Gödel's Theorems: Among the most important results in modern logic, they explore the limits of provability in formal axiomatic theories.
First Theorem: States that in any consistent formal system with a certain degree of arithmetic, there are statements that cannot be proved or disproved.
Second Theorem: Such systems cannot prove their own consistency.
Impact: Significant implications for philosophy of mathematics and logic, with some controversial applications in philosophy.
Key Concepts
Formal System: A system of axioms and inference rules. A system is
Complete: If every statement or its negation is derivable.
Consistent: If no statement and its negation are both derivable.
Gödel's First Theorem: Any consistent formal system capable of basic arithmetic (like ZFC) is incomplete.
Gödel's Second Theorem: Such a system cannot prove its own consistency.
Formalized Theories
Arithmetical Theories
Robinson Arithmetic (Q): Weakest standard system relevant to incompleteness and undecidability.
Peano Arithmetic (PA): Includes induction axiom, more comprehensive.

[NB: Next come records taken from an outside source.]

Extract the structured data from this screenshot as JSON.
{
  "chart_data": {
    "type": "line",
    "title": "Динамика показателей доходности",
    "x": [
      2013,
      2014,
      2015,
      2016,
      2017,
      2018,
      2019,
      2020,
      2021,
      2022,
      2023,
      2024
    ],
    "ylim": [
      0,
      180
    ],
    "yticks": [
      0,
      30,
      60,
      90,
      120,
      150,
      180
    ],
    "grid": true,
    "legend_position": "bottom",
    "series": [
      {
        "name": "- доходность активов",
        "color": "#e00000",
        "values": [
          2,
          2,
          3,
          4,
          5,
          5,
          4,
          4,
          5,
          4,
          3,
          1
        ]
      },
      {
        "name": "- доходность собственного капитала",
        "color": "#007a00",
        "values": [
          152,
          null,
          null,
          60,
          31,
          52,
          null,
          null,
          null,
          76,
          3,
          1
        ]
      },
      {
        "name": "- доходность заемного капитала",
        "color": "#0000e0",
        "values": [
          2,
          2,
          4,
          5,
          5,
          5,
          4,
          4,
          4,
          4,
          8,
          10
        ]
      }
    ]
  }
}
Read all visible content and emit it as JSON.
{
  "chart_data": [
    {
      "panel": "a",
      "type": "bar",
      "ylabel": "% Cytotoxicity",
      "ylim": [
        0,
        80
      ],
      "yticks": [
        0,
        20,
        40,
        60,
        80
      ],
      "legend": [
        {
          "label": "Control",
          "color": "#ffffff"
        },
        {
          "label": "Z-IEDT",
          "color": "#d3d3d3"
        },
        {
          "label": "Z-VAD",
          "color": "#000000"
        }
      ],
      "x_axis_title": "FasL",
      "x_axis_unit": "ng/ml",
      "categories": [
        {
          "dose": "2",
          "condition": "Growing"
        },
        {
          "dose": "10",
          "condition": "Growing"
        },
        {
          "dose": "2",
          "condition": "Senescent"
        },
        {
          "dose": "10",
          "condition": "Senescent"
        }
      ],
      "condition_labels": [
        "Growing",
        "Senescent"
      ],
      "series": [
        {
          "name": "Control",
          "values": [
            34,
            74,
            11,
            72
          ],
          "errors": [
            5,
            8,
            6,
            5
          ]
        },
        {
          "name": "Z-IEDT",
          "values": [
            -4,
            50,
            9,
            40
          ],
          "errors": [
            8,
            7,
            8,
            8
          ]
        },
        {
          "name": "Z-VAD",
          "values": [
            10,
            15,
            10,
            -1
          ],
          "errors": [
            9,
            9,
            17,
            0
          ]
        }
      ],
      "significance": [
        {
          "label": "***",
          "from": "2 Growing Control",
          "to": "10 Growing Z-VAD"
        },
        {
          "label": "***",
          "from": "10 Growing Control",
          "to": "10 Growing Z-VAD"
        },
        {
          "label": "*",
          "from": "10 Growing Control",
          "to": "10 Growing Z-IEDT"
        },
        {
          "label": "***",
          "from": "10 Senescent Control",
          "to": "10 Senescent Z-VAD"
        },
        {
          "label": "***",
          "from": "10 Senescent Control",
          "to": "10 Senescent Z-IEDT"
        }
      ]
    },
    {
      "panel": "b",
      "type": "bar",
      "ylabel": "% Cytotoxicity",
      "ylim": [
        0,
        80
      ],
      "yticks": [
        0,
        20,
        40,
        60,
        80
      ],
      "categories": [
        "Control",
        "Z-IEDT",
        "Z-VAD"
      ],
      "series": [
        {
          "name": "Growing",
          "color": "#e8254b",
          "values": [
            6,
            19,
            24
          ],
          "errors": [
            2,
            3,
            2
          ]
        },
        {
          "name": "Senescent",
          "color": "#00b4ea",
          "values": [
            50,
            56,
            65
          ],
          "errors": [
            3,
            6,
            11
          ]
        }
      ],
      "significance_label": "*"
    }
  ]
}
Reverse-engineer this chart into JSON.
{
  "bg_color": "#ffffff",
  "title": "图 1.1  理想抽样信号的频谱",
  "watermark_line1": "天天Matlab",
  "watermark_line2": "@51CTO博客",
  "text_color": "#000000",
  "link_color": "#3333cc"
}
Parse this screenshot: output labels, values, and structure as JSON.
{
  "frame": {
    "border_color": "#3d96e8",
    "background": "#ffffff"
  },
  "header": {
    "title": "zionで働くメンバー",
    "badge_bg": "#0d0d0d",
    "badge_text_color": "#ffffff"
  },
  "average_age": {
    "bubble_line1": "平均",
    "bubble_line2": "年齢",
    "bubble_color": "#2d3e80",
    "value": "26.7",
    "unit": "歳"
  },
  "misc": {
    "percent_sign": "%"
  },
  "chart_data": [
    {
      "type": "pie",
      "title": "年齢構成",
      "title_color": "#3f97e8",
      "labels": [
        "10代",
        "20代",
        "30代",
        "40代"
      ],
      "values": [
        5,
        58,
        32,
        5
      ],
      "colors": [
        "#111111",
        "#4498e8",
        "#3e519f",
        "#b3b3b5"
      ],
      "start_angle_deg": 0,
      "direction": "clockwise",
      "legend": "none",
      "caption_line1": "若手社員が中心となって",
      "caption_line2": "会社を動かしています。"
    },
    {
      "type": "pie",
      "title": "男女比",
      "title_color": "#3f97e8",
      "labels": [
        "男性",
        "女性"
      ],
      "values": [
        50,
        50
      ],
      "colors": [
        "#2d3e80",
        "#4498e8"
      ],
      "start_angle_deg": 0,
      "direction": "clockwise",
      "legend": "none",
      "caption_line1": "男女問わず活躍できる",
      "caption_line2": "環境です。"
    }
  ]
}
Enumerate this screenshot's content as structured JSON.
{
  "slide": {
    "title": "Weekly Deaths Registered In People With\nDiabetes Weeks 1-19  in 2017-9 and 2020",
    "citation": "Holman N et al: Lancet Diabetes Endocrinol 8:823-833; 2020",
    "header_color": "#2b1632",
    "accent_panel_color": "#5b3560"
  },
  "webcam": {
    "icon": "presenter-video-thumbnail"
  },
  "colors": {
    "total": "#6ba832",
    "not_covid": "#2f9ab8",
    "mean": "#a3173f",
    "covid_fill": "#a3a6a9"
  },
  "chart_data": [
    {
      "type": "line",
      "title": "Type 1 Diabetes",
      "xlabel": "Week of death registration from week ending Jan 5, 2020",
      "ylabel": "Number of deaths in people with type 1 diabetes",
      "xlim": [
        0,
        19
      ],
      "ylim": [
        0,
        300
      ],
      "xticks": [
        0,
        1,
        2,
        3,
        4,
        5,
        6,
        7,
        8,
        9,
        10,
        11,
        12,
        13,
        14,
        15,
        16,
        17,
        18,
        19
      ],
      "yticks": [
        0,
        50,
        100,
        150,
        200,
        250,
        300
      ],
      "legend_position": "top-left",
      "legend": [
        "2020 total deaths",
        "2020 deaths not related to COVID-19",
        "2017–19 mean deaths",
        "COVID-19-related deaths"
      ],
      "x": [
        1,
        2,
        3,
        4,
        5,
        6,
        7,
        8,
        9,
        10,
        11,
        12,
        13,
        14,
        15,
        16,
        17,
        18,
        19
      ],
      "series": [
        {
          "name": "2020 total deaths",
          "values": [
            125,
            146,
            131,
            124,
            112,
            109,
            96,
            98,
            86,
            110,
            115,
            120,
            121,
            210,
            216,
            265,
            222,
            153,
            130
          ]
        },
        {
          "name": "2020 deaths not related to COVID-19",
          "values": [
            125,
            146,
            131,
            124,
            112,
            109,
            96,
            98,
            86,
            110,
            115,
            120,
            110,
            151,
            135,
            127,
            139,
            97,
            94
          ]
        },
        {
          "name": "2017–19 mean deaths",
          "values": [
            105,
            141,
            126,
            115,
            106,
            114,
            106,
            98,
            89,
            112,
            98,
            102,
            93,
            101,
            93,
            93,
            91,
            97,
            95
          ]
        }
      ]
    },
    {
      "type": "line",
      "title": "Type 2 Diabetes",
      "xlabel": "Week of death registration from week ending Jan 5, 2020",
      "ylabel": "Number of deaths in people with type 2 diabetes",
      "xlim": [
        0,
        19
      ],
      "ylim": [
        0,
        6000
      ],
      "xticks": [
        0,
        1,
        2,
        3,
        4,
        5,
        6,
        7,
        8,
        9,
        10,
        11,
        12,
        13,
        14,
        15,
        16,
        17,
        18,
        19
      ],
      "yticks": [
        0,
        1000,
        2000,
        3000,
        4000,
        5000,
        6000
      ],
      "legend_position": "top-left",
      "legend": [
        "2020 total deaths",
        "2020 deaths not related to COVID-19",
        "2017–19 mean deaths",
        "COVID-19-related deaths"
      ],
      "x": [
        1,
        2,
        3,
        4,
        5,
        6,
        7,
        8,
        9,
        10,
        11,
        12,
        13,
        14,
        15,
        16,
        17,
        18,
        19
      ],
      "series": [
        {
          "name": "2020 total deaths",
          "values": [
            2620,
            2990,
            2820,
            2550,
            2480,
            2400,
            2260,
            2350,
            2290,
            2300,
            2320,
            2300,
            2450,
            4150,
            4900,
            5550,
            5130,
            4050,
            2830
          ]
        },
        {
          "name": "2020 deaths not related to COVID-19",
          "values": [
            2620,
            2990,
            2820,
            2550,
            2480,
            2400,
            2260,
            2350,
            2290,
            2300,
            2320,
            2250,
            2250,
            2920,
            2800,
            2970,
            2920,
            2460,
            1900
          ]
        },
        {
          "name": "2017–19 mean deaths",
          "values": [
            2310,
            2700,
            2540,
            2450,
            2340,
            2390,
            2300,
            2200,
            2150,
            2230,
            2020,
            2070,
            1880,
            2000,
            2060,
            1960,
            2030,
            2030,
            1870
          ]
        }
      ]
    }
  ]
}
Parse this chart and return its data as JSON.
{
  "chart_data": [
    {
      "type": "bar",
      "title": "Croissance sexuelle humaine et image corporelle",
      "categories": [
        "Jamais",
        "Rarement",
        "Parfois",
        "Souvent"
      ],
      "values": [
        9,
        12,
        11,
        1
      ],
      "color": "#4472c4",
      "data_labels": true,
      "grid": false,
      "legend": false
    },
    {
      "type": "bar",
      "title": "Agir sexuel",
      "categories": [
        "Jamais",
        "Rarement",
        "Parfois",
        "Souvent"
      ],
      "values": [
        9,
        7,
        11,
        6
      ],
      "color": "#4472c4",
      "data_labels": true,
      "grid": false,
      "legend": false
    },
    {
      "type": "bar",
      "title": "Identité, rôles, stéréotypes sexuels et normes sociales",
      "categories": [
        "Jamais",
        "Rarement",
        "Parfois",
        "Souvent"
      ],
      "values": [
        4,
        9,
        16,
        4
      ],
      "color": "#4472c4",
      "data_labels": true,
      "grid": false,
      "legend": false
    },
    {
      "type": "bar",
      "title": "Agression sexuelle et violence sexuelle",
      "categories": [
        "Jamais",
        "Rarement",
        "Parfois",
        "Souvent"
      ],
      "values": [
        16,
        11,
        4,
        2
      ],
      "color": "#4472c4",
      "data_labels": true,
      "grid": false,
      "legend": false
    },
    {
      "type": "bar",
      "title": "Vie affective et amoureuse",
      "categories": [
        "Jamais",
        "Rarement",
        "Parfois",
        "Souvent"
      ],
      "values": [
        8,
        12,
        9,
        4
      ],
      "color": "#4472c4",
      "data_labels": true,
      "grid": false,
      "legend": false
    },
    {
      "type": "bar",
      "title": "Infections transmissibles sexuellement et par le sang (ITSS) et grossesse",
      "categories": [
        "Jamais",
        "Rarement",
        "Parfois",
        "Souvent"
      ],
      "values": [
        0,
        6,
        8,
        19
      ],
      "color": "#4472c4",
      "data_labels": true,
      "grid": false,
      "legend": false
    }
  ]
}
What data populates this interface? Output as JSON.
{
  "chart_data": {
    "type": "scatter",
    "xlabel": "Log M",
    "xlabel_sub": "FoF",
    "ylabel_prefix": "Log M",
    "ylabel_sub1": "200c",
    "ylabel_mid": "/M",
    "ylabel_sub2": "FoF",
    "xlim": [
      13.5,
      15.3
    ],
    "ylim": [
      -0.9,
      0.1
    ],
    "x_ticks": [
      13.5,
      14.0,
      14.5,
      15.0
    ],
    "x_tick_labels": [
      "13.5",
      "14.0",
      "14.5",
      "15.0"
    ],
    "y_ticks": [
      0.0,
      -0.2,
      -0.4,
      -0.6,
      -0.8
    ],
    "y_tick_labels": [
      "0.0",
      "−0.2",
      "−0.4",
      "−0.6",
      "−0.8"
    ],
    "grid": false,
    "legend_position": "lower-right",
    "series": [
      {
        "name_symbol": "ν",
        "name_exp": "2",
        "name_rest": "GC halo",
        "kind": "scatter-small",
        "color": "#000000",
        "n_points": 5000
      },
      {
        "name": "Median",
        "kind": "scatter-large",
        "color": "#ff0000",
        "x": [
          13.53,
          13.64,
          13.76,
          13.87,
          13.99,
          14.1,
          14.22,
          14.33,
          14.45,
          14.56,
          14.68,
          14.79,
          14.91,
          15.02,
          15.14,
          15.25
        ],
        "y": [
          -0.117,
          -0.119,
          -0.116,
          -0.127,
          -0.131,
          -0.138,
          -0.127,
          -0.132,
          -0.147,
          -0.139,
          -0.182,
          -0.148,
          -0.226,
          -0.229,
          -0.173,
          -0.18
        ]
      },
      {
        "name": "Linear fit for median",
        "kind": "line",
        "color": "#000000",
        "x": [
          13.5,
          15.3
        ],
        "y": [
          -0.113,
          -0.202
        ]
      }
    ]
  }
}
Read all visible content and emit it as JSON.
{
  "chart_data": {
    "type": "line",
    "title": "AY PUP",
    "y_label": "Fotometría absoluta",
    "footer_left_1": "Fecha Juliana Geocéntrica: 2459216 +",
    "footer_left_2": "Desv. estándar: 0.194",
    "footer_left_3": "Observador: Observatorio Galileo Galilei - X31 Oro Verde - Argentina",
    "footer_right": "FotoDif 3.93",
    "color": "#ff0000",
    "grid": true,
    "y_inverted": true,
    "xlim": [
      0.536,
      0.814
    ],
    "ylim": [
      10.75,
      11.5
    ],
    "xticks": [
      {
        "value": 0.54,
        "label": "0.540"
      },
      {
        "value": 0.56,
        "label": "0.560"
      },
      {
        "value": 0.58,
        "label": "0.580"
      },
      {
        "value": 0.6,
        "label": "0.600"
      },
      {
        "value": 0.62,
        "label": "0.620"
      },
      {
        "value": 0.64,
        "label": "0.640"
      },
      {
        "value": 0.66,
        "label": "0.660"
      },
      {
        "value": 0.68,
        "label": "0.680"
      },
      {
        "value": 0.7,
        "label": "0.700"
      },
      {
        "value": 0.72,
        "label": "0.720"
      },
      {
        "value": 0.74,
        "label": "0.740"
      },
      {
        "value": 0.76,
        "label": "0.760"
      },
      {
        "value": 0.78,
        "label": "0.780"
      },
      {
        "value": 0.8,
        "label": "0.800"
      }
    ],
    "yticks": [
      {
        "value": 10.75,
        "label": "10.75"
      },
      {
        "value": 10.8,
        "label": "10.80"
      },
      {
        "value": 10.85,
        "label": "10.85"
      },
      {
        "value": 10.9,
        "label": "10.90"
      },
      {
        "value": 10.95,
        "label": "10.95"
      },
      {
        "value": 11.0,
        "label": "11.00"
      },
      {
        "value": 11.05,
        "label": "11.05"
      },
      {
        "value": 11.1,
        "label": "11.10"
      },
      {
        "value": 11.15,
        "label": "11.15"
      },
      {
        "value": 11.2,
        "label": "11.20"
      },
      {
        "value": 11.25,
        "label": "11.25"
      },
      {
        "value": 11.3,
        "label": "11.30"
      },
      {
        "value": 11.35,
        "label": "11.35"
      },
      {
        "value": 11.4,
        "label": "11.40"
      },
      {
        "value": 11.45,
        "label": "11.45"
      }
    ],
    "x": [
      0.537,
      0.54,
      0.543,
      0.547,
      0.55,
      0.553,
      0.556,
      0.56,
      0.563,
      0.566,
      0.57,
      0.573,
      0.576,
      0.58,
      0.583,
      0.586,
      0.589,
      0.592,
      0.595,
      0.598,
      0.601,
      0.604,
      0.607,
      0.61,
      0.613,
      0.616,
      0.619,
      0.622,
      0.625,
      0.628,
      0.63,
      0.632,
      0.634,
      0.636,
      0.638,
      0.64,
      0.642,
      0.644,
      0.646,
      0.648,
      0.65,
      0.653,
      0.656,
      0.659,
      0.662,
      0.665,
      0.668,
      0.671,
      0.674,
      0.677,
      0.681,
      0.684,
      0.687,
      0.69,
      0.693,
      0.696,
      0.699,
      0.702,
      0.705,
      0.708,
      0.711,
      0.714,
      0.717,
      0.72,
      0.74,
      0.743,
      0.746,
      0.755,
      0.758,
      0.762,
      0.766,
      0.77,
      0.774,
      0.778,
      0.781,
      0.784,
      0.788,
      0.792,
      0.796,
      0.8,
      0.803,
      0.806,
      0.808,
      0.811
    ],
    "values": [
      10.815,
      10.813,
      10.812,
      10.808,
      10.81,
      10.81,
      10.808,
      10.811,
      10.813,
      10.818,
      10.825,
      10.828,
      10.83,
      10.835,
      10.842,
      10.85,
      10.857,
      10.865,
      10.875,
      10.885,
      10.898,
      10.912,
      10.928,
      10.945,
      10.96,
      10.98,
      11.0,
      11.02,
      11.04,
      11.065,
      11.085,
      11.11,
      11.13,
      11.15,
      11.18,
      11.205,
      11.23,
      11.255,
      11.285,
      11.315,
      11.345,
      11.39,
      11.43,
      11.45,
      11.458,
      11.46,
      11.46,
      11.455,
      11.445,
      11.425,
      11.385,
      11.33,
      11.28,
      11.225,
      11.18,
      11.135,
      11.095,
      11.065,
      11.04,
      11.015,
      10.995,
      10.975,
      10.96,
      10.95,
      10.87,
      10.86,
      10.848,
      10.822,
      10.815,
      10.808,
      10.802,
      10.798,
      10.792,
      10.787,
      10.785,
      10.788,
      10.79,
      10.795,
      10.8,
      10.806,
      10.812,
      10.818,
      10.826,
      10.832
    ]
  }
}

Primitive Recursive Arithmetic (PRA): Lies between Q and PA, involving primitive recursive functions.
Second-order Arithmetic (PA2): Stronger system.
Beyond Arithmetic
Theorems apply to systems like ZFC, provided systems like Q or PRA can be interpreted in them.
Interpretability: If one theory can be translated into another, preserving properties like consistency.
Exception: Some theories are complete and do not follow Gödel's theorems, e.g., Presburger arithmetic.
Church-Turing Thesis
Gödel, Church, and Turing developed equivalent notions of computable functions and decidable sets.
Distinction between decidable (recursive) and recursively enumerable (semi-decidable) sets.